Recent rains should help cotton yield and quality, “if the plant was developing bolls at the time of rainfall. Initiation and development of new bolls will depend on severity of the drought prior to the rainfall, and if we have a warmer or cooler than normal fall season,” says J. C. Banks, Oklahoma Extension cotton specialist says.
“In a normal season, plant fruiting is orderly and continuous. Under normal drought stress, plants continue to produce squares, but fruit will shed shortly after blooming.
“Under severe drought stress plants cut out and terminal growth stops, resulting in no new squares in the top of the plant.”
Banks says new blooms have to go through the entire squaring process, two and a half to three weeks, so first new blooms since rainfall will occur near the middle of September. To produce bolls, the first of these late blooms would need exceptionally warm fall weather until the mid-November.

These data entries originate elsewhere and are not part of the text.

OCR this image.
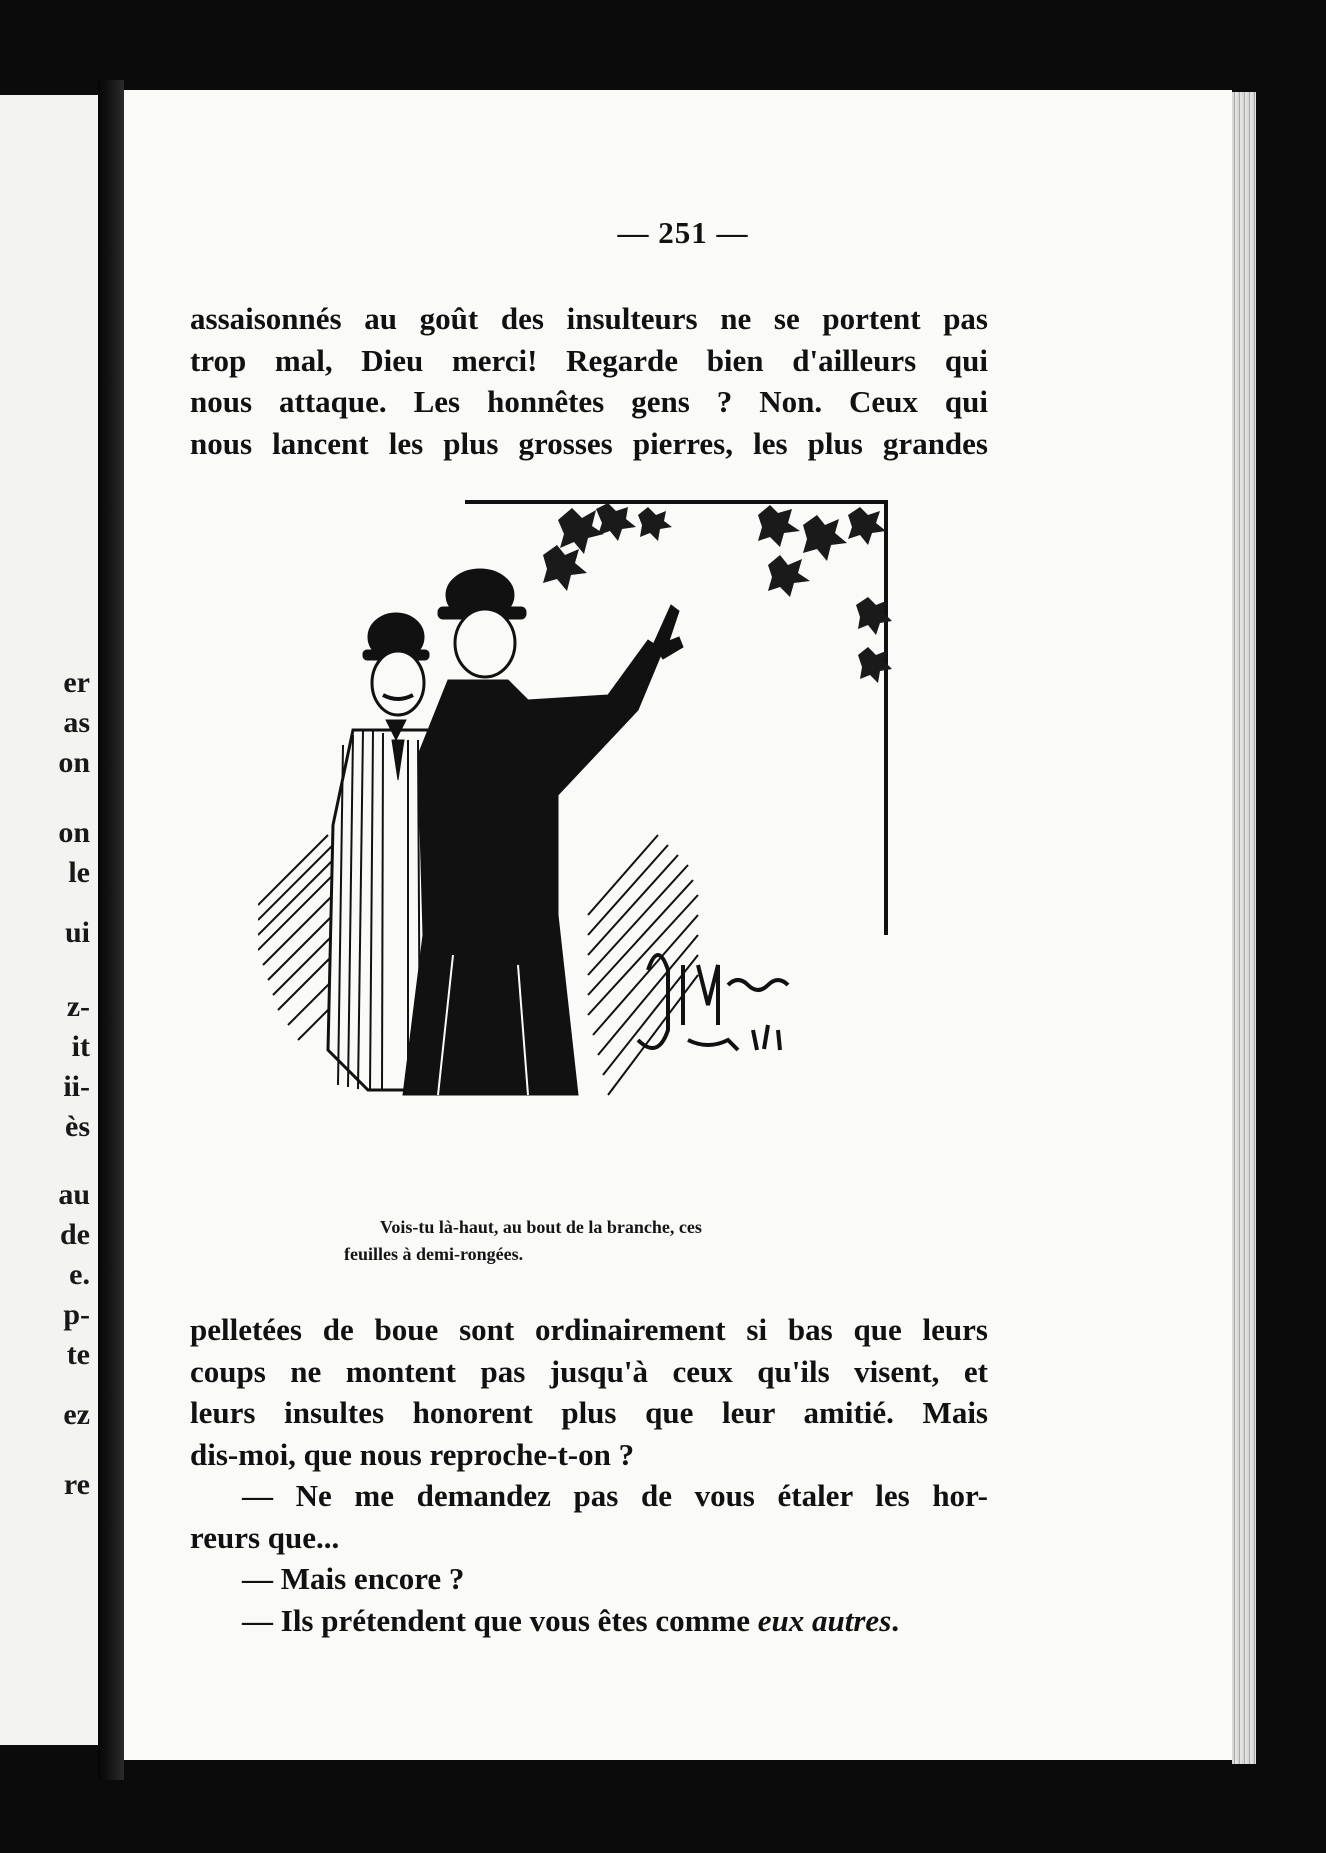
er
as
on
on
le
ui
z-
it
ii-
ès
au
de
e.
p-
te
ez
re
— 251 —

assaisonnés au goût des insulteurs ne se portent pas
trop mal, Dieu merci! Regarde bien d'ailleurs qui
nous attaque. Les honnêtes gens ? Non. Ceux qui
nous lancent les plus grosses pierres, les plus grandes

Vois-tu là-haut, au bout de la branche, ces
feuilles à demi-rongées.

pelletées de boue sont ordinairement si bas que leurs
coups ne montent pas jusqu'à ceux qu'ils visent, et
leurs insultes honorent plus que leur amitié. Mais
dis-moi, que nous reproche-t-on ?
— Ne me demandez pas de vous étaler les hor-
reurs que...
— Mais encore ?
— Ils prétendent que vous êtes comme eux autres.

“If drought stress has not been as severe, squares will be present in the top of the plant,” Banks says. “These squares normally shed within a few days following bloom if the plant continues to be drought stressed. If rainfall is received, normally squares at or nearing bloom will shed, but half to two-thirds grown squares will continue to develop and initiate blooming 10 to 15 days earlier than plants that have been severely drought-stressed and do not have squares in the terminal of the plant.
“Even less-stressed plants, will initiate blooming at the end of August or September 1. This is normally near the end of our effective fruiting period, but with favorable fall weather some of these blooms will develop into harvestable bolls.”